Formés, expérimentés, reconnus, les maîtres –formateurs peuvent permettre aux stagiaires de se construire une identité professionnelle qui s’appuie sur des savoirs, des savoir faire, des gestes professionnels Le maître-formateur peut permettre au futur enseignant d’être un acteur, un concepteur de projets d’école, de projets partenariaux et non un simple exécutant. Dans le cadre des dix compétences définies par le texte de décembre 2006 pour l’exercice du métier enseignant, les maîtres-formateurs exercent leur triple fonction formatrice d’accueil, d’accompagnement et de suivi   .   

Ils ont un rôle privilégié à jouer pour des compétences comme :

-    Concevoir et mettre en œuvre son enseignement

-    Organiser le travail de la classe

-    Prendre en compte la diversité des élèves

-    Evaluer les élèves

-    Travailler en équipe et coopérer avec les parents et les partenaires de l’école.


 La recherche : Un mémoire est réalisé pour la validation du M1. Il vise, par exemple, à permettre aux étudiants de prendre conscience des contextualisations de connaissance qu’impliquent les métiers de l’enseignement.

 Le mémoire réalisé pour le M2 est un travail de recherche, en liaison avec les stages, qui ouvre à la réflexion sur les pratiques et réalités du métier

La constitution par le biais d’un port folio d’un répertoire de matériaux professionnel au long du cursus peut faciliter le lien entre recherche et formation.

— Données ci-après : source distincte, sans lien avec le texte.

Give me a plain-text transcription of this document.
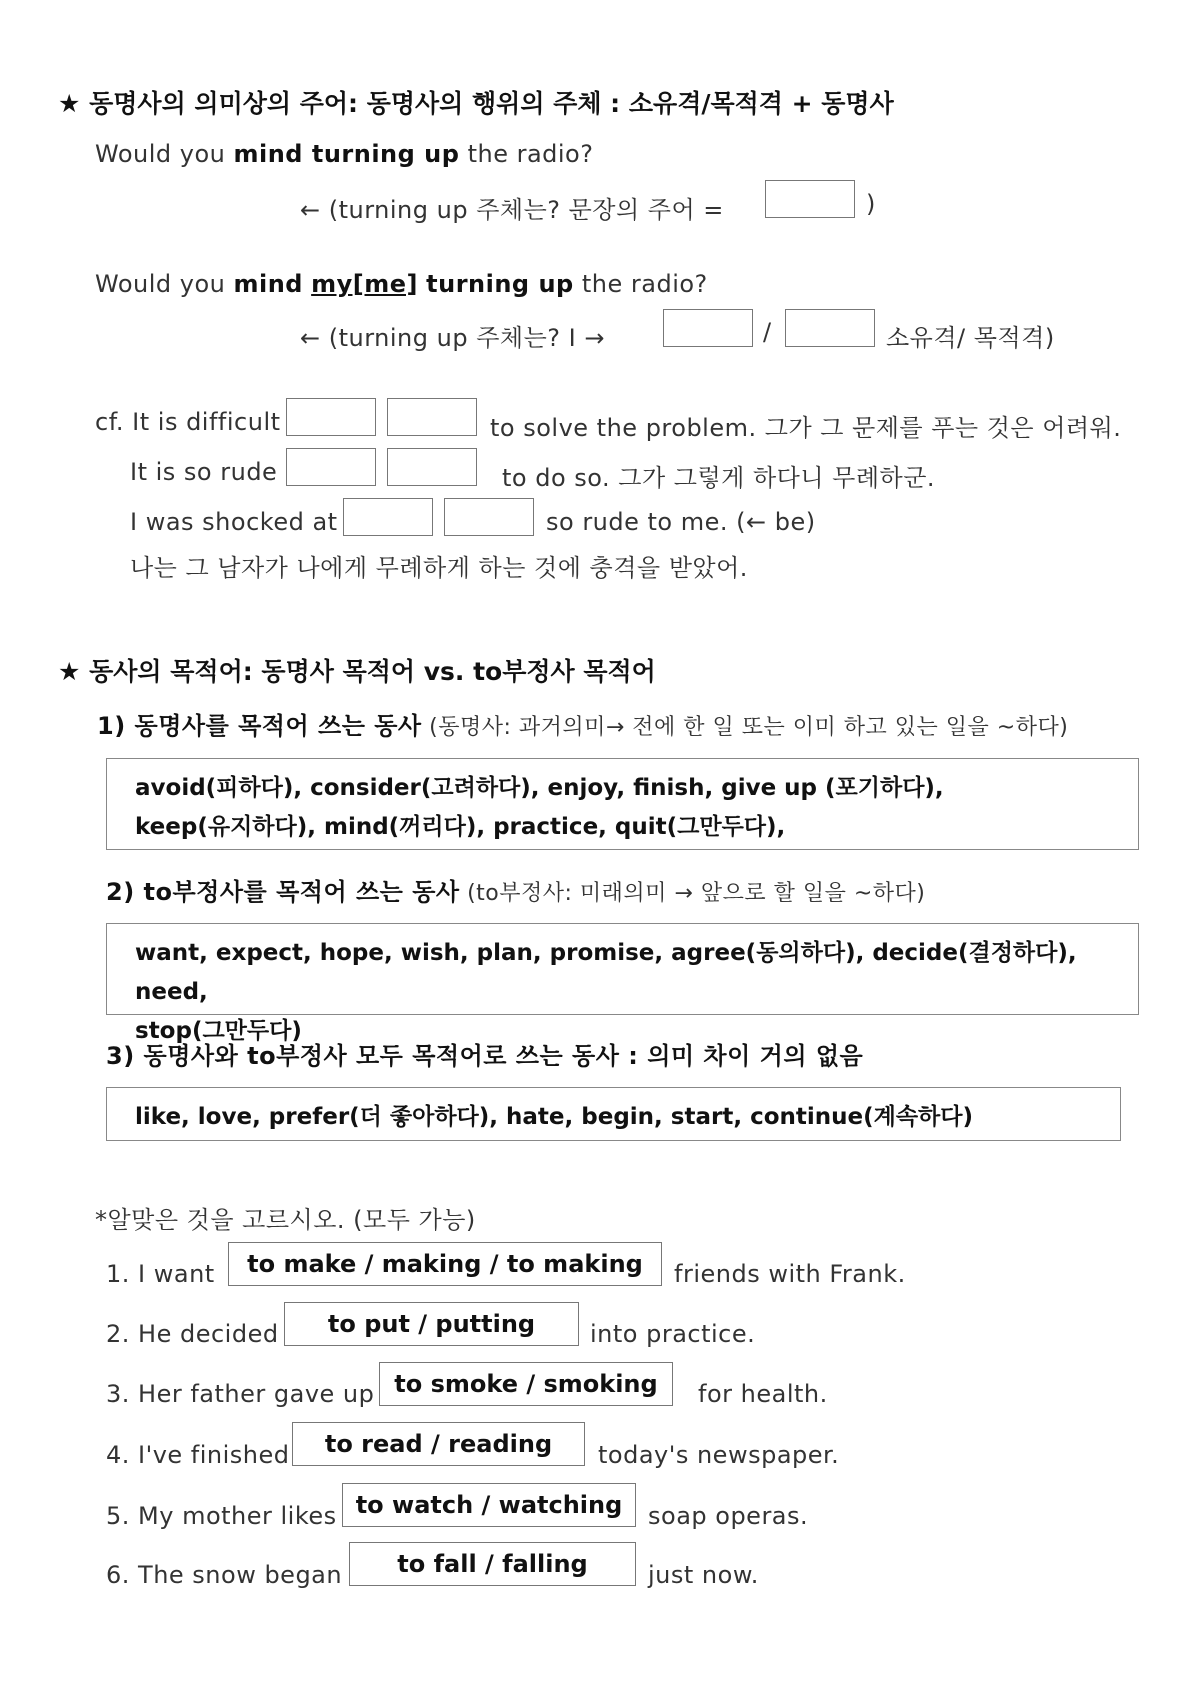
★ 동명사의 의미상의 주어: 동명사의 행위의 주체 : 소유격/목적격 + 동명사
Would you mind turning up the radio?
← (turning up 주체는? 문장의 주어 =	)
Would you mind my[me] turning up the radio?
← (turning up 주체는? I →	/	소유격/ 목적격)
cf. It is difficult	to solve the problem. 그가 그 문제를 푸는 것은 어려워.
It is so rude	to do so. 그가 그렇게 하다니 무례하군.
I was shocked at	so rude to me. (← be)
나는 그 남자가 나에게 무례하게 하는 것에 충격을 받았어.
★ 동사의 목적어: 동명사 목적어 vs. to부정사 목적어
1) 동명사를 목적어 쓰는 동사 (동명사: 과거의미→ 전에 한 일 또는 이미 하고 있는 일을 ~하다)
avoid(피하다), consider(고려하다), enjoy, finish, give up (포기하다),
keep(유지하다), mind(꺼리다), practice, quit(그만두다),
2) to부정사를 목적어 쓰는 동사 (to부정사: 미래의미 → 앞으로 할 일을 ~하다)
want, expect, hope, wish, plan, promise, agree(동의하다), decide(결정하다), need,
stop(그만두다)
3) 동명사와 to부정사 모두 목적어로 쓰는 동사 : 의미 차이 거의 없음
like, love, prefer(더 좋아하다), hate, begin, start, continue(계속하다)
*알맞은 것을 고르시오. (모두 가능)
1. I want	to make / making / to making	friends with Frank.
2. He decided	to put / putting	into practice.
3. Her father gave up to smoke / smoking	for health.
4. I've finished	to read / reading	today's newspaper.
5. My mother likes to watch / watching	soap operas.
6. The snow began	to fall / falling	just now.
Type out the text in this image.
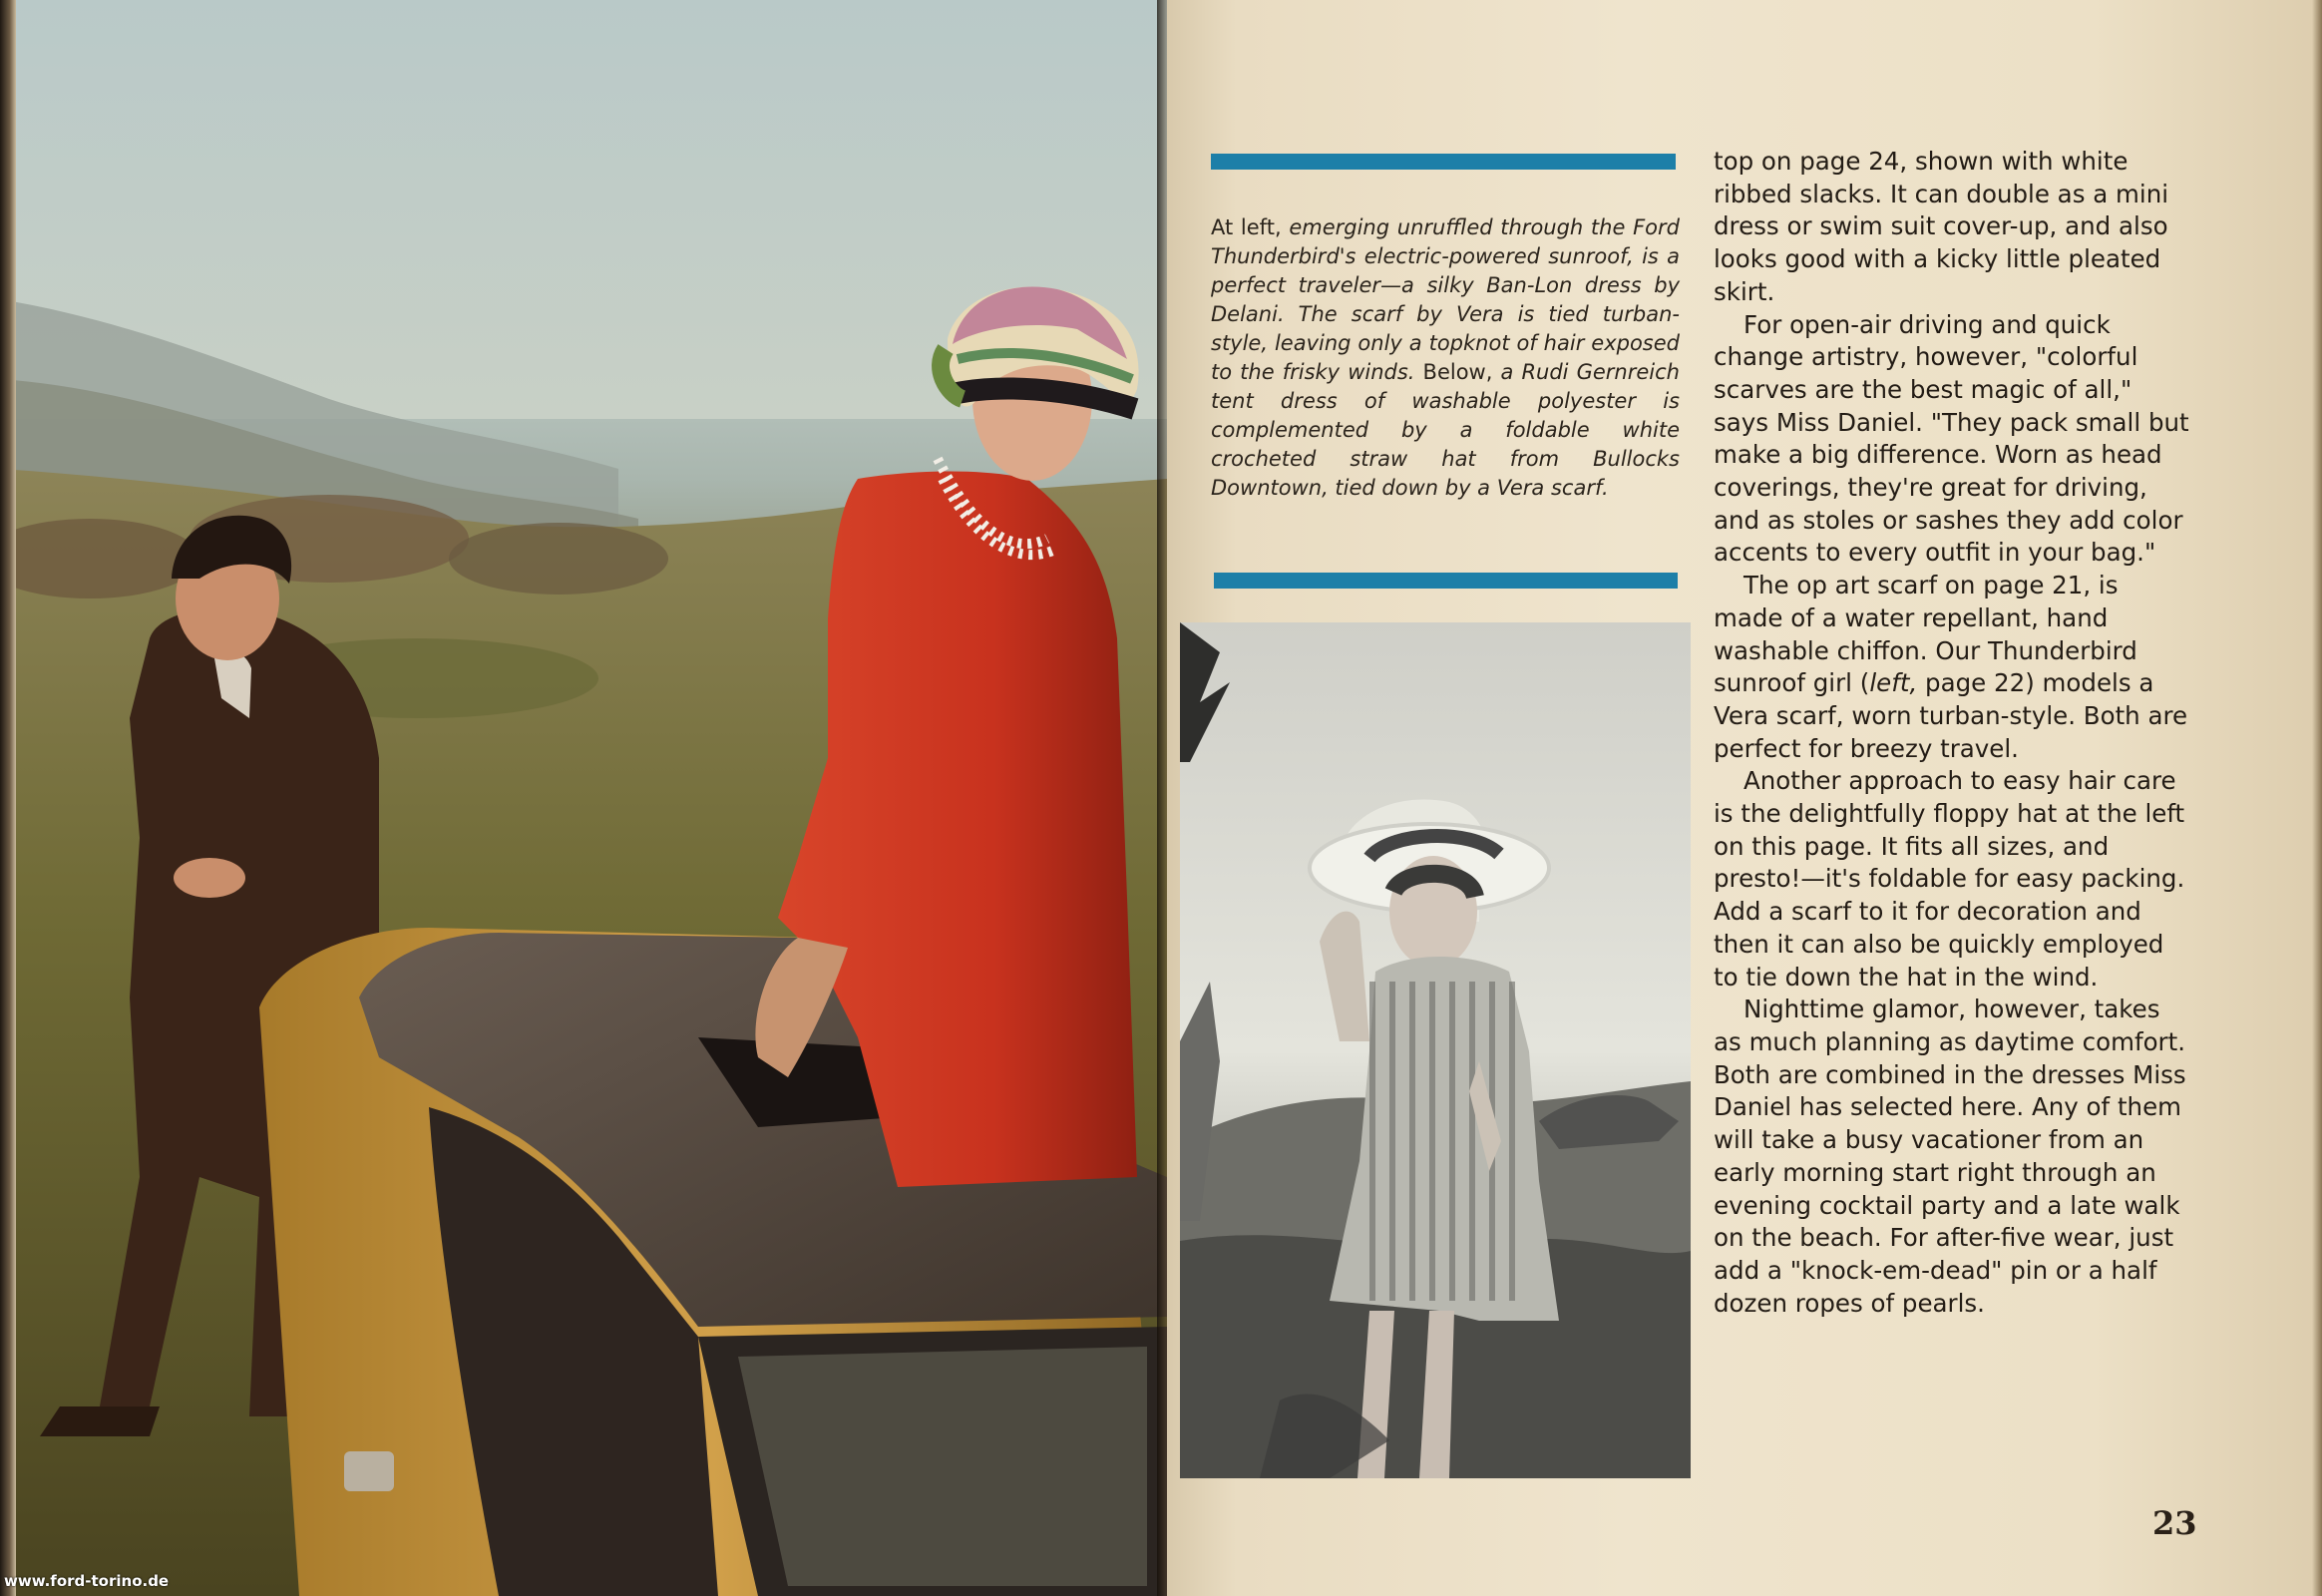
www.ford-torino.de

At left, emerging unruffled through the Ford Thunderbird's electric-powered sunroof, is a perfect traveler—a silky Ban-Lon dress by Delani. The scarf by Vera is tied turban-style, leaving only a topknot of hair exposed to the frisky winds. Below, a Rudi Gernreich tent dress of washable polyester is complemented by a foldable white crocheted straw hat from Bullocks Downtown, tied down by a Vera scarf.

top on page 24, shown with white ribbed slacks. It can double as a mini dress or swim suit cover-up, and also looks good with a kicky little pleated skirt.

For open-air driving and quick change artistry, however, "colorful scarves are the best magic of all," says Miss Daniel. "They pack small but make a big difference. Worn as head coverings, they're great for driving, and as stoles or sashes they add color accents to every outfit in your bag."

The op art scarf on page 21, is made of a water repellant, hand washable chiffon. Our Thunderbird sunroof girl (left, page 22) models a Vera scarf, worn turban-style. Both are perfect for breezy travel.

Another approach to easy hair care is the delightfully floppy hat at the left on this page. It fits all sizes, and presto!—it's foldable for easy packing. Add a scarf to it for decoration and then it can also be quickly employed to tie down the hat in the wind.

Nighttime glamor, however, takes as much planning as daytime comfort. Both are combined in the dresses Miss Daniel has selected here. Any of them will take a busy vacationer from an early morning start right through an evening cocktail party and a late walk on the beach. For after-five wear, just add a "knock-em-dead" pin or a half dozen ropes of pearls.

23
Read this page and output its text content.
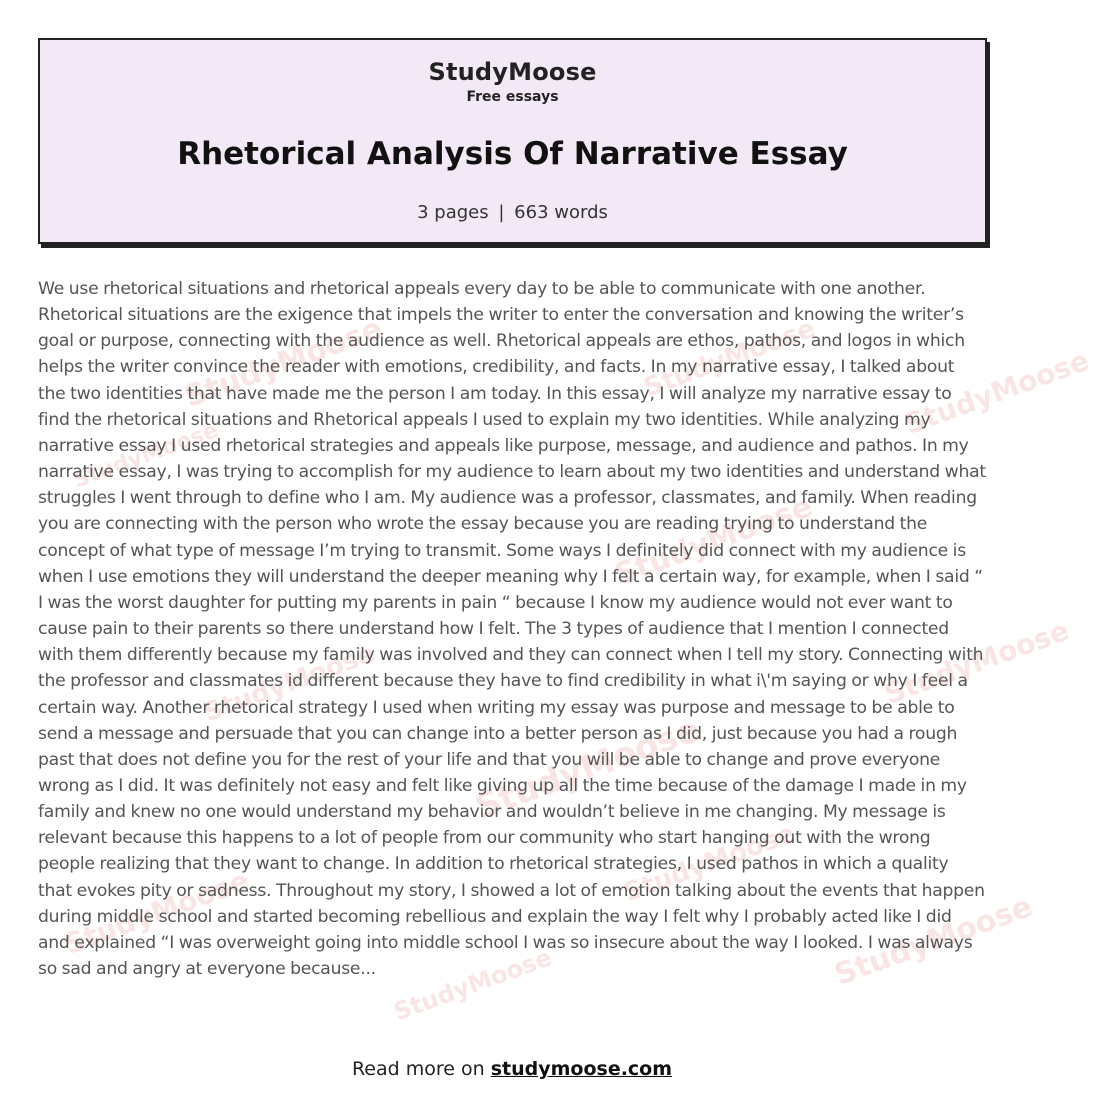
StudyMoose
Free essays
Rhetorical Analysis Of Narrative Essay
3 pages | 663 words
StudyMoose	StudyMoose
StudyMoose
StudyMoose
StudyMoose
StudyMoose
StudyMoose
StudyMoose
StudyMoose
StudyMoose
StudyMoose
StudyMoose
We use rhetorical situations and rhetorical appeals every day to be able to communicate with one another. Rhetorical situations are the exigence that impels the writer to enter the conversation and knowing the writer’s goal or purpose, connecting with the audience as well. Rhetorical appeals are ethos, pathos, and logos in which helps the writer convince the reader with emotions, credibility, and facts. In my narrative essay, I talked about the two identities that have made me the person I am today. In this essay, I will analyze my narrative essay to find the rhetorical situations and Rhetorical appeals I used to explain my two identities. While analyzing my narrative essay I used rhetorical strategies and appeals like purpose, message, and audience and pathos. In my narrative essay, I was trying to accomplish for my audience to learn about my two identities and understand what struggles I went through to define who I am. My audience was a professor, classmates, and family. When reading you are connecting with the person who wrote the essay because you are reading trying to understand the concept of what type of message I’m trying to transmit. Some ways I definitely did connect with my audience is when I use emotions they will understand the deeper meaning why I felt a certain way, for example, when I said “ I was the worst daughter for putting my parents in pain “ because I know my audience would not ever want to cause pain to their parents so there understand how I felt. The 3 types of audience that I mention I connected with them differently because my family was involved and they can connect when I tell my story. Connecting with the professor and classmates id different because they have to find credibility in what i\'m saying or why I feel a certain way. Another rhetorical strategy I used when writing my essay was purpose and message to be able to send a message and persuade that you can change into a better person as I did, just because you had a rough past that does not define you for the rest of your life and that you will be able to change and prove everyone wrong as I did. It was definitely not easy and felt like giving up all the time because of the damage I made in my family and knew no one would understand my behavior and wouldn’t believe in me changing. My message is relevant because this happens to a lot of people from our community who start hanging out with the wrong people realizing that they want to change. In addition to rhetorical strategies, I used pathos in which a quality that evokes pity or sadness. Throughout my story, I showed a lot of emotion talking about the events that happen during middle school and started becoming rebellious and explain the way I felt why I probably acted like I did and explained “I was overweight going into middle school I was so insecure about the way I looked. I was always so sad and angry at everyone because...
Read more on studymoose.com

L’accès à des problématiques éducatives larges,  la possibilité de s’approprier les résultats de la recherche en éducation, doivent permettre aux étudiants de construire dans une démarche réflexive , l’alternance entre théorie et pratique, composantes universitaires, formateurs IUFM et terrains de stage, que requiert la professionnalisation des métiers de l’enseignement .


•    Construire sur les savoirs d’enseignement, des savoirs à enseigner : Toutes les disciplines nécessaires pour la polyvalence du maître, la préparation du concours et l’obtention du master sont présentes à la fois comme disciplines fondatrices des connaissances et compétences des étudiants et de disciplines à enseigner aux élèves. Il s’agit d’articuler maîtrise disciplinaire, exercice professionnel et approches pédagogiques.



Ce projet alternatif de master  et d’organisation du concours part d’une réalité reconnue par tous les acteurs du monde de l’éducation.

Il est impossible de mettre en œuvre durant l’année de M2 :

•    Une préparation solide aux épreuves d’admissibilité et d’admission

•    La rédaction d’un mémoire de recherche

•    Un stage en responsabilité de 4 semaines, préparé et donnant lieu après à des analyses de pratiques.


 A partir de ce constat, certains peuvent se dire qu’il faut laisser s’écrouler un tel dispositif et penser que le gouvernement sera obligé de placer le concours après l’année de M2.


Outre qu’un tel choix pose question par rapport à la possibilité pour des jeunes de milieux populaires de préparer le concours, il n’est pas sûr que la situation proposée par le ministère  débouche inévitablement sur ce constat, surtout si sa volonté est de fragiliser le concours, voire les masters, voire les deux…..


Il m’apparaît donc décisif de proposer pour les deux années post-licence des choix alternatifs sur le contenu débouchant sur un master et le maintien en fin de M1 d’un concours national de recrutement .


 Après la réussite au concours : Il faut une vraie année d’alternance, ce qui signifie que le service du stagiaire ne doit pas dépasser 50% en responsabilité

Cette première année post concours devra viser la construction d’une identité professionnelle à travers une véritable alternance permettant la prise en charge des élèves dans les différents cycles. Il faut permettre au futur enseignant de se construire une identité professionnelle qui s’appuie sur des connaissances, des capacités et des aptitudes professionnelles.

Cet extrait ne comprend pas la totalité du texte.